Anticipating that the Republican Convention will make special mention of the Middle East in its foreign policy declaration, the American Council for Judaism expresses the hope that the exhortations of Zionist special-pleaders for Israeli national interests will be “evaluated for exactly what they are and not as reflective of the attitude of Americans of Jewish faith who want no national or political relationship between themselves and the State of Israel that is different from the relationships of their fellow citizens of other faiths.”

WANTS TO “REDUCE ZIONIST CLAIMS;” ADMITS ARAB DISCRIMINATION

Declaring that there is no “Jewish” vote which can be controlled or delivered by any agency or institution of Jews, the memorandum states: “It is therefore a callous and unwarranted defamation of American Jews and a serious disservice to their enjoyment of America’s freedom to represent them as a religious bloc with unified, political predilections, particularly when these political predilections have to do with the national welfare of a foreign country from which most of them certainly never came and to which, just as certainly, most of them have no intention of going.

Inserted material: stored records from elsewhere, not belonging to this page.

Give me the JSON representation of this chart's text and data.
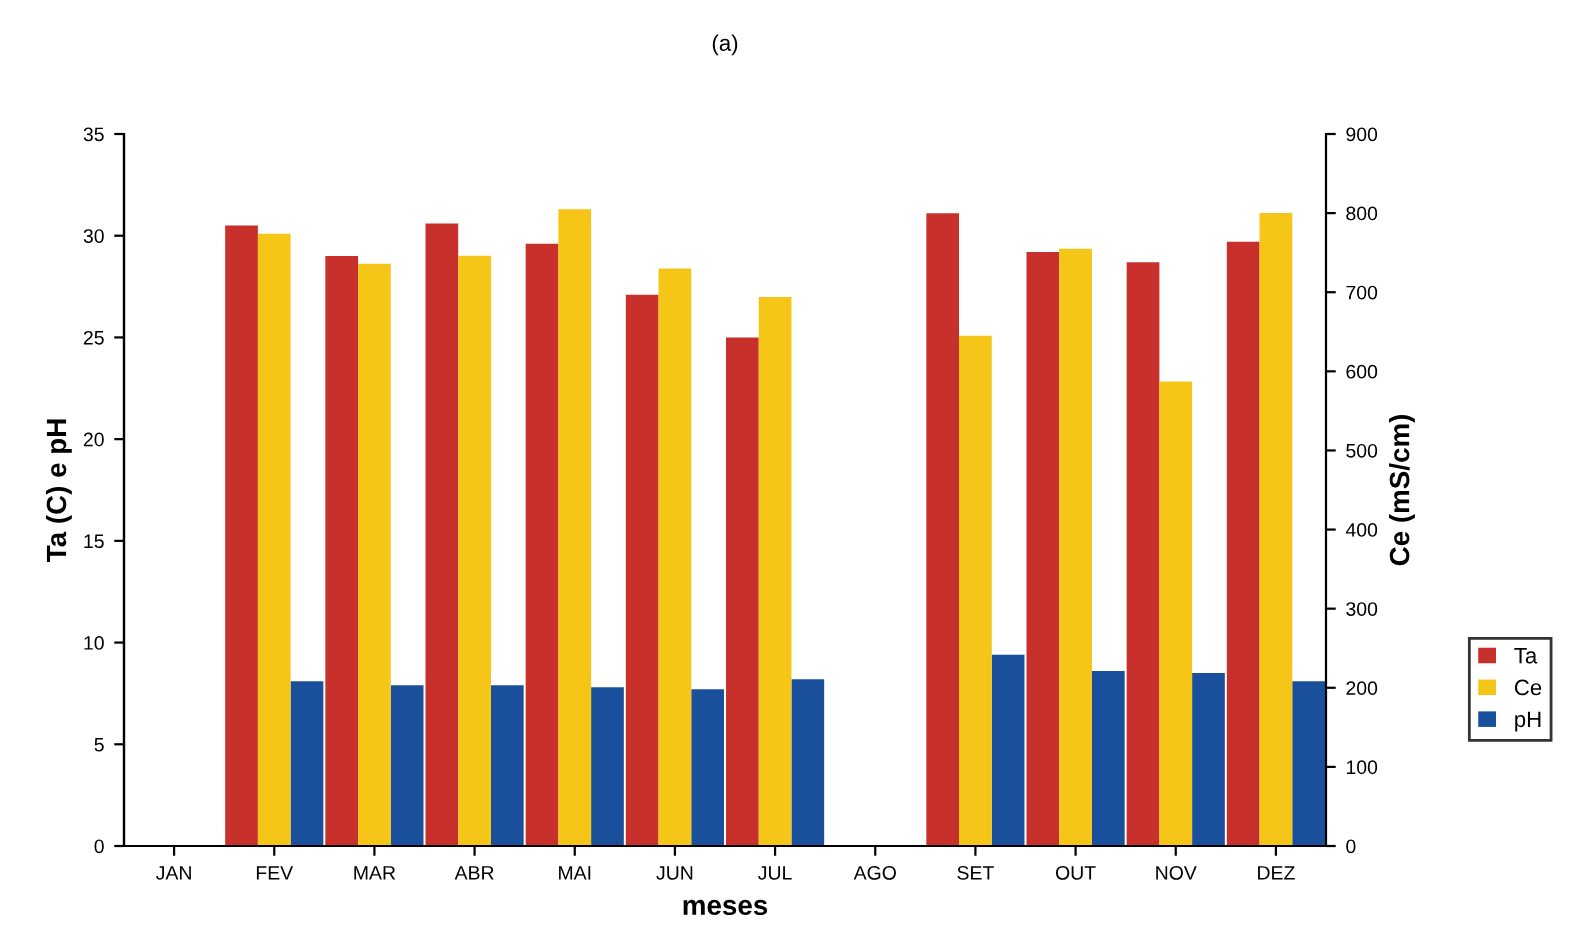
{
  "chart_data": {
    "type": "bar",
    "title": "(a)",
    "xlabel": "meses",
    "ylabel": "Ta (C) e pH",
    "y2label": "Ce (mS/cm)",
    "categories": [
      "JAN",
      "FEV",
      "MAR",
      "ABR",
      "MAI",
      "JUN",
      "JUL",
      "AGO",
      "SET",
      "OUT",
      "NOV",
      "DEZ"
    ],
    "series": [
      {
        "name": "Ta",
        "color": "#c8302c",
        "values": [
          null,
          30.5,
          29.0,
          30.6,
          29.6,
          27.1,
          25.0,
          null,
          31.1,
          29.2,
          28.7,
          29.7
        ]
      },
      {
        "name": "Ce",
        "color": "#f5c518",
        "axis": "y2",
        "values": [
          null,
          774,
          736,
          746,
          805,
          730,
          694,
          null,
          645,
          755,
          587,
          800
        ]
      },
      {
        "name": "pH",
        "color": "#1a4f9c",
        "values": [
          null,
          8.1,
          7.9,
          7.9,
          7.8,
          7.7,
          8.2,
          null,
          9.4,
          8.6,
          8.5,
          8.1
        ]
      }
    ],
    "ylim": [
      0,
      35
    ],
    "yticks": [
      0,
      5,
      10,
      15,
      20,
      25,
      30,
      35
    ],
    "y2lim": [
      0,
      900
    ],
    "y2ticks": [
      0,
      100,
      200,
      300,
      400,
      500,
      600,
      700,
      800,
      900
    ],
    "grid": false,
    "legend": "right"
  }
}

“We believe most American Jews desire a status of American nationality uncomplicated by any implication that because they are Jews they are special pleaders for, or unusually involved in, the national interests of the State of Israel”, the ACJ continues. “This effort to reduce Zionist claims to size and make it clear that American Jews are, in terms of our country’s foreign policy commitments, not to be segregated out for special patronage to a foreign nationalism because of their faith, has received the gratifying favorable approval of the Secretary of State, the Honorable John Foster Dulles,” the ACJ claims.

At the same time, the ACJ draws the attention of the Republican Convention to the fact that in many Arab nations of the Middle East the United States passport of an American of Jewish faith will not be honored for visa purposes although Americans of other faiths experience no such difficulty. Also that in Saudi Arabia and certain of the North African territories or nations where the United States has military bases, United States personnel of Jewish faith are not permitted to serve in the armed forces of the United States.

“We earnestly look to our own Government to afford the requisite, legal protection safeguarding the integrity of our national status and our faith from the gratuitous bestowal upon us, because of our faith, of an unwelcome and unwarranted identification with the nationality of the citizens of Israel. Similarly we look to our Government to defend our rights, as Americans, to have our American passports honored by the Arab states in the same manner as they honor the United States passports of Americans of other faiths,” the ACJ memorandum states.